Always use NVARCHAR for text that may contain non-ASCII characters.

-- Store Unicode text
CREATE TABLE users (
    id INT IDENTITY PRIMARY KEY,
    name NVARCHAR(100),      -- Unicode-safe
    legacy_name VARCHAR(100)  -- ASCII/code-page only
);

-- The N prefix for Unicode string literals
INSERT INTO users (name) VALUES (N'café🐍');
INSERT INTO users (name) VALUES (N'日本語');

-- Without N prefix, the literal is interpreted as the database's code page
INSERT INTO users (legacy_name) VALUES ('café');  -- may lose characters

Supplementary Characters (SQL Server 2012+)

Earlier versions of SQL Server used UCS-2 (a fixed 2-byte encoding that cannot represent characters above U+FFFF).

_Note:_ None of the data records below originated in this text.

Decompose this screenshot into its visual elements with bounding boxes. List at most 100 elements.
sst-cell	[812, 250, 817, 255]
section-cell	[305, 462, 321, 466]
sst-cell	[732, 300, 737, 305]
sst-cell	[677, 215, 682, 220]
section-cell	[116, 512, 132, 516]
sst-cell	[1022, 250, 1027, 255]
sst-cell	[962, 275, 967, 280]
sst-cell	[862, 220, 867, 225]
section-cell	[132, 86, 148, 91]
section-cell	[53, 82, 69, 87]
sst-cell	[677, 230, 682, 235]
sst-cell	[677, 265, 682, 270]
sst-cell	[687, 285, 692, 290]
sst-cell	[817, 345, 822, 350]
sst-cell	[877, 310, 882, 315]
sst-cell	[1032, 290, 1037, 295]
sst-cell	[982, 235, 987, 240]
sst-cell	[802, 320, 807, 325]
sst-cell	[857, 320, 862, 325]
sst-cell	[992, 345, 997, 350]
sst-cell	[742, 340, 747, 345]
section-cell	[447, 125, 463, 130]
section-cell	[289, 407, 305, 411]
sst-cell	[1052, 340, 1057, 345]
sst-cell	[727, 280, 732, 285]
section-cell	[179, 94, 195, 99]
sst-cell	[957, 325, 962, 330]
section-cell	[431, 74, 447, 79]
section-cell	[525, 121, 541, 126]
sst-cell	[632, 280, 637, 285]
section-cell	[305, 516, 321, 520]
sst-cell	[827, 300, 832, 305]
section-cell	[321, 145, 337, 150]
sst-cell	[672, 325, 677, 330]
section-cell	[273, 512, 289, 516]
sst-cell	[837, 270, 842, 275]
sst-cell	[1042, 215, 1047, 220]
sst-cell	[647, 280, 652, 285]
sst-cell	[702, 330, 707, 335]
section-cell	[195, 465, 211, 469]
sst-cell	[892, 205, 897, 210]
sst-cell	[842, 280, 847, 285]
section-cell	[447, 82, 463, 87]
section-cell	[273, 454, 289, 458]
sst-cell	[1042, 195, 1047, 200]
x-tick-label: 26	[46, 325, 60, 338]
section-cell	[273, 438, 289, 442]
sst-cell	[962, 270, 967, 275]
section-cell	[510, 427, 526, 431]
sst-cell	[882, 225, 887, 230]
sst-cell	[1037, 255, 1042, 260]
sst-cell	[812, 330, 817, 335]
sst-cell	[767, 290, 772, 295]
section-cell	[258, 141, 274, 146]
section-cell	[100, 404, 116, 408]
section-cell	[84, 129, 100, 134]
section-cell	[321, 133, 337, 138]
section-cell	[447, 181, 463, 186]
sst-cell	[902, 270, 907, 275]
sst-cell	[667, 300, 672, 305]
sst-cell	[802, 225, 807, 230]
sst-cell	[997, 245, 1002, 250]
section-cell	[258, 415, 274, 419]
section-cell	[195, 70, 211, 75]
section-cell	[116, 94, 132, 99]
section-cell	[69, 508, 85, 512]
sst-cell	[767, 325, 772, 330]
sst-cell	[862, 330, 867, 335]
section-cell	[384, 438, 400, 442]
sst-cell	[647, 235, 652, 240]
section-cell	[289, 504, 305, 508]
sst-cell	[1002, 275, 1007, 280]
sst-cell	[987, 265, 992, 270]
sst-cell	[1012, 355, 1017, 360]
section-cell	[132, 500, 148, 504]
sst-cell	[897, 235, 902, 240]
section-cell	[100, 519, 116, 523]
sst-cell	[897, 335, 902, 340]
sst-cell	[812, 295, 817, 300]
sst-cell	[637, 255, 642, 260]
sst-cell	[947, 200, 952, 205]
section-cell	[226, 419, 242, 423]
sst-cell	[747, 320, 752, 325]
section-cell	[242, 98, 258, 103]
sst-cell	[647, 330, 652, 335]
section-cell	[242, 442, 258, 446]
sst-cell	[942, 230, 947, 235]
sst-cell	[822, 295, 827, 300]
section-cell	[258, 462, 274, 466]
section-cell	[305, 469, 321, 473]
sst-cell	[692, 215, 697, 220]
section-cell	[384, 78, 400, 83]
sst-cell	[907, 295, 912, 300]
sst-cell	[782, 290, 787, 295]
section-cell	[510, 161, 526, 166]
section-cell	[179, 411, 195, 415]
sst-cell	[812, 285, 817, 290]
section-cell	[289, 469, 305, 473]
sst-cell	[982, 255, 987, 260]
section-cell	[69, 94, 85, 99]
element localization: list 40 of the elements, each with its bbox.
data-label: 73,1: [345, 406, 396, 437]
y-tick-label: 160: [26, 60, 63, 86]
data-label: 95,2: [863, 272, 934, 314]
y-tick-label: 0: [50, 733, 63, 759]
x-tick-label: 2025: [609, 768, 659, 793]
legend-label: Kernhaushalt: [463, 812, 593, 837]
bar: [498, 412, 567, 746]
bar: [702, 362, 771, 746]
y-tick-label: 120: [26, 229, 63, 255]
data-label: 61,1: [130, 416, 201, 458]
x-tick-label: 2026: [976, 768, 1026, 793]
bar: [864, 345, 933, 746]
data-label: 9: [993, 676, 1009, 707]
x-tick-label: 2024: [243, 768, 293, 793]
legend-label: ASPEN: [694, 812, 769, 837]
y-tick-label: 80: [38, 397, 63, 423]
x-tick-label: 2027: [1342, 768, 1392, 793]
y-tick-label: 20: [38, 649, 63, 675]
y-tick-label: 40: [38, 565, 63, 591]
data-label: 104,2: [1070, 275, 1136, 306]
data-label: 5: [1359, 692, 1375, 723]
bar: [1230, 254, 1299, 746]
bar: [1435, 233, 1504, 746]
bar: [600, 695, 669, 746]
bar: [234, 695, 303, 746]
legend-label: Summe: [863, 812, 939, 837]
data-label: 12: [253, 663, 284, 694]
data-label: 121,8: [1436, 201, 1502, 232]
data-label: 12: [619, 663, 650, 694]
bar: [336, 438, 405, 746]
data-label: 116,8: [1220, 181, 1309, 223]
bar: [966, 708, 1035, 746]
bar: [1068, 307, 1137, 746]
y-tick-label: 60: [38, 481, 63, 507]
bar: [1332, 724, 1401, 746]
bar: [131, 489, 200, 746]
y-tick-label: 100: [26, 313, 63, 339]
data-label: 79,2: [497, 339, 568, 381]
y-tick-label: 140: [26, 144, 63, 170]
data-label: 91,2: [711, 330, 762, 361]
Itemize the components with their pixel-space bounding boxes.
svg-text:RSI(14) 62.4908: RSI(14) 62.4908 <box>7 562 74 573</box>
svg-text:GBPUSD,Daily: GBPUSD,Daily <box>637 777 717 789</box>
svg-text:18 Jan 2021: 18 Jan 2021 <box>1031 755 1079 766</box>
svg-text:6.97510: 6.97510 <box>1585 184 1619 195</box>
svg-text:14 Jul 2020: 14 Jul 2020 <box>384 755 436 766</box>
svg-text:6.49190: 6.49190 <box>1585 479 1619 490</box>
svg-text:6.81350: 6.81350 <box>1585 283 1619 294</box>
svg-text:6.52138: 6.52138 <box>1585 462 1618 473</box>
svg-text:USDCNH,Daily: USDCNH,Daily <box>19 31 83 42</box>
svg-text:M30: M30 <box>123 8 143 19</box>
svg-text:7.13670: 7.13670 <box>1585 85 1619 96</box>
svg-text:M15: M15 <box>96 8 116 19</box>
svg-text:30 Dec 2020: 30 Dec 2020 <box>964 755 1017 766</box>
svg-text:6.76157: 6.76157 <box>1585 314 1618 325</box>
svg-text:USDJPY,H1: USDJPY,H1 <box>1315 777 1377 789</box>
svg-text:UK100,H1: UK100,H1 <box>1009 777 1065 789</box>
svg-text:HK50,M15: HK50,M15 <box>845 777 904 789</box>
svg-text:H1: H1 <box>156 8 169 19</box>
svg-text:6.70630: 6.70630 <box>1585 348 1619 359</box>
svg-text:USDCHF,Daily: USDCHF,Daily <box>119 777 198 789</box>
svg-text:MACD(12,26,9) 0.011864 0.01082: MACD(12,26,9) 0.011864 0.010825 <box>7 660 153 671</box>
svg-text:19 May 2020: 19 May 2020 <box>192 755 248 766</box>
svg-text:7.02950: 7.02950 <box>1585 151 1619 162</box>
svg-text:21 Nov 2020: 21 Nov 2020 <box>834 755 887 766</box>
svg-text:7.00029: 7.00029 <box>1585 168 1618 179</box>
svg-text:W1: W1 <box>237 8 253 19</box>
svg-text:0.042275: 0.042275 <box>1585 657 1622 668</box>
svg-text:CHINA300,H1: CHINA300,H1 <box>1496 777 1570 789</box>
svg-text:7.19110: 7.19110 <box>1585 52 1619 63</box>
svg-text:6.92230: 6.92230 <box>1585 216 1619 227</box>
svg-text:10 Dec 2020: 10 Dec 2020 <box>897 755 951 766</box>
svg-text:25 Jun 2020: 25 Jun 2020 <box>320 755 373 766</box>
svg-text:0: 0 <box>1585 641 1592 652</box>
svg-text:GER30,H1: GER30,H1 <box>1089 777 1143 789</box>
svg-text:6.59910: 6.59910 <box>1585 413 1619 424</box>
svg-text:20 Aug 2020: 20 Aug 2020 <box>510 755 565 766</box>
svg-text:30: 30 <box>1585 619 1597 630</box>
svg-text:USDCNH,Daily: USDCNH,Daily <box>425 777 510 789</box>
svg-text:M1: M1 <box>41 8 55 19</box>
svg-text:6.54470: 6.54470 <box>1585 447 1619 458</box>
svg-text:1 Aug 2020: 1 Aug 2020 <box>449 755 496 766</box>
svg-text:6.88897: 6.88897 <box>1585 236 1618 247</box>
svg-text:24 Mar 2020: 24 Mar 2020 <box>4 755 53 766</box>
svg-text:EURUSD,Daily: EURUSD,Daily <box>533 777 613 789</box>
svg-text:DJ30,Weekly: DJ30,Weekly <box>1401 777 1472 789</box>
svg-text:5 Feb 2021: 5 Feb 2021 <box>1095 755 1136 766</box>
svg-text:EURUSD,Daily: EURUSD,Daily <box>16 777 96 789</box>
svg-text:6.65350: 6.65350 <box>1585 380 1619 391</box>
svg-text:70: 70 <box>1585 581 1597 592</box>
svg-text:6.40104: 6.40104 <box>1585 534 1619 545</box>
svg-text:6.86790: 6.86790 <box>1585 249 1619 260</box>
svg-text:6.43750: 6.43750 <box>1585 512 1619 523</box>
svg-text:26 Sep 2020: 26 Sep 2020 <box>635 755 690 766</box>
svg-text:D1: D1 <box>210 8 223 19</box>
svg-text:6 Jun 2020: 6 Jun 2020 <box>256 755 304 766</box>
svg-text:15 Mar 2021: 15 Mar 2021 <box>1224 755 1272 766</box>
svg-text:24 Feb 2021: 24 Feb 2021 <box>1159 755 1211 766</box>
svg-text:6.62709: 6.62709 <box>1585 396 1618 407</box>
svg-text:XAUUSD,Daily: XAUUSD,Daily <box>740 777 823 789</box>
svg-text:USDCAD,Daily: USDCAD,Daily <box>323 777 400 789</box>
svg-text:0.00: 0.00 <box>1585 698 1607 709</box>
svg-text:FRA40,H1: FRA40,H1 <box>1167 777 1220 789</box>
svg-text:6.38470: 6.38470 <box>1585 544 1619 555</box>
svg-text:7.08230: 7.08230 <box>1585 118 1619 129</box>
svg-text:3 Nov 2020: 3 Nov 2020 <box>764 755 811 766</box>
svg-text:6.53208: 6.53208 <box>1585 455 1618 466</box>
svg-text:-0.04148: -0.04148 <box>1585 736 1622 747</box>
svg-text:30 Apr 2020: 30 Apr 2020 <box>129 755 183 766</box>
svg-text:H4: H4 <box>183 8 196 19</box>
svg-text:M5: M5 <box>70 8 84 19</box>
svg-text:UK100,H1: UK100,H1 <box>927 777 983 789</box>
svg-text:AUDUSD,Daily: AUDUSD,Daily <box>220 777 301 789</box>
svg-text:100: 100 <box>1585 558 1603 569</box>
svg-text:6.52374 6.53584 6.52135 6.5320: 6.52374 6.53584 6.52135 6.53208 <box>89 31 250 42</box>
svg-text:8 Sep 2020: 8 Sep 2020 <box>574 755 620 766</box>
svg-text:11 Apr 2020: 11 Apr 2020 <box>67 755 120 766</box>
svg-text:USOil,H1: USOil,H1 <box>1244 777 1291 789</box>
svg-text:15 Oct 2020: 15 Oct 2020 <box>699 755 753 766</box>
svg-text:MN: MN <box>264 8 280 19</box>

Modern versions use UTF-16 when the collation name includes _SC (Supplementary Characters) or _UTF8:

-- Collation with supplementary character support
ALTER DATABASE mydb COLLATE Latin1_General_100_CI_AS_SC;

-- UTF-8 collation (SQL Server 2019+)
ALTER DATABASE mydb COLLATE Latin1_General_100_CI_AS_SC_UTF8;

With the _UTF8 collation suffix (SQL Server 2019+), even VARCHAR columns store UTF-8 data, combining storage efficiency with full Unicode support.

Useful Functions

-- Character length
SELECT LEN(N'café🐍');          -- 5

-- Byte length
SELECT DATALENGTH(N'café🐍');   -- 12 (UTF-16: 4*2 + 2*2 for surrogate pair)

-- Unicode code point
SELECT UNICODE(N'→');            -- 8594

-- Character from code point
SELECT NCHAR(8594);              -- →

Cross-Database Comparison

Feature	MySQL	PostgreSQL	SQLite	SQL Server
Full UTF-8	`utf8mb4`	Default	Default	`_UTF8` collation
Emoji support	`utf8mb4` only	Yes	Yes	`NVARCHAR` + `_SC`
Length function	Characters	Characters	Code points	Characters
Encoding validation	Loose	Strict (rejects invalid)	None	Loose
ICU collation	No	15+	Extension	No (own rules)
Normalization	Manual	`normalize()` (13+)	Manual	Manual

Common Mistakes

MySQL utf8 instead of utf8mb4 — the number one cause of emoji being replaced with ? or causing insert errors.
Forgetting connection charset — database is utf8mb4 but connection sends latin1, causing double-encoding.
SQL Server without N prefix — 'café' is interpreted in the server's code page; N'café' is Unicode.
Comparing unnormalized strings — café (NFC) and café (NFD) may not match in a binary collation.
Index length limits — utf8mb4 uses 4 bytes per character; a VARCHAR(255) column needs 1,020 bytes of index space.

Choosing the right character set, collation, and column type at the start of a project is far easier than migrating later. When in doubt: PostgreSQL with UTF-8, MySQL with utf8mb4, SQLite with default UTF-8, and SQL Server with NVARCHAR.